Re: Help needed on a new 5.10 warning

kid51 on 2009-09-17T03:06:05

All I can offer is that during some recent attempts to refactor ExtUtils::ParseXS, I encountered this warning when attempting to make that module work under 'use strict'. IIRC, I got it in a part of the code that was using the "deferred regex evaluation" feature -- ??{ $some_variable } -- inside of itself.

$bal = qr[(?:(?>[^()]+)|\((??{ $bal })\))*]; # ()-balanced

$cast = qr[(?:\(\s*SV\s*\*\s*\)\s*)?]; # Optional (SV*) cast

$size = qr[,\s* (??{ $bal }) ]x; # Third arg (to setpvn)

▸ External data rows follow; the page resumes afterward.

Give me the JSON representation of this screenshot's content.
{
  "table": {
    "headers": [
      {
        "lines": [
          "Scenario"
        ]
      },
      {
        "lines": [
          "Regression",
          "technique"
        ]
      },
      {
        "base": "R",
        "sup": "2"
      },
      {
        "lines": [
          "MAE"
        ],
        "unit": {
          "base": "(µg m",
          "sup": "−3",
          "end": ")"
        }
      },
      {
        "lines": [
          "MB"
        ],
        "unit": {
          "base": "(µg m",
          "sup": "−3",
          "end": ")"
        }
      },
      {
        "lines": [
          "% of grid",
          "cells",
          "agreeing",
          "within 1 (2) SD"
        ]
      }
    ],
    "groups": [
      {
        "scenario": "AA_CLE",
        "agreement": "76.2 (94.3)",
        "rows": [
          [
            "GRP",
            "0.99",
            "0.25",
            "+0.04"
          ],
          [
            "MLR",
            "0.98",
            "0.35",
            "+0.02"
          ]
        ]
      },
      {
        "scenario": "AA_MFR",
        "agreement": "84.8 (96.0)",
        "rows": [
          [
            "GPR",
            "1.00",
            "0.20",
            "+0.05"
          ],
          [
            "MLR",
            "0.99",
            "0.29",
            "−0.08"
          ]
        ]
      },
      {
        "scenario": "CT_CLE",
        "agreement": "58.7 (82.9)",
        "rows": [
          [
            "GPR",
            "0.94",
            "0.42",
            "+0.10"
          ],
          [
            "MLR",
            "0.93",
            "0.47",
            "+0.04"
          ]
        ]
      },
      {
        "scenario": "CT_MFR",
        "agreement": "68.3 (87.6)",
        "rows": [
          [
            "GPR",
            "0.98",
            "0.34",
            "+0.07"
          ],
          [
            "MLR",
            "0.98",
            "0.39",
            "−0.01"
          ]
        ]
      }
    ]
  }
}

Again, IIRC, my temporary workaround was to declare $bal as 'our' rather than 'my'. But since my work on this module has stalled, I can't offer any better insight. Note that 'perldoc perldiag' hints at this being a closure-related problem ... but I didn't encounter it in a closure-related situation at all.

Thank you very much.

kid51

Re: Help needed on a new 5.10 warning

mpeters on 2009-09-17T13:03:57

Thanks for the advice. I eventually tracked it down to Regexp::Common and was able to remove the warning if I just imported the number specific regexes:

  use Regexp::Common qw(number);

try Carp::Always module

duncand on 2009-09-17T06:41:01

I've found success with the Carp::Always module. All I have to do is say "use Carp::Always" at the top of my program, and any time an exception is thrown it includes a stack trace, which is great for diagnosing all the exceptions from 'use strict' or 'use warnings fatal'. That said it /may/ not be compatible with other attempts to override the signal handlers. I now make it common practice to put "use Carp::Always" at the top of all my module t/*.t files.

Re:try Carp::Always module

bart on 2009-09-17T17:41:29

I hope using -MCarp::Always on the command line has the same effect as editing use Carp::Always; into the code?

Re:try Carp::Always module

duncand on 2009-09-17T18:17:55

I found that the effects of 'use Carp::Always' are global in scope, so I assume that loading it with -M on the command line will work as well as placement into code.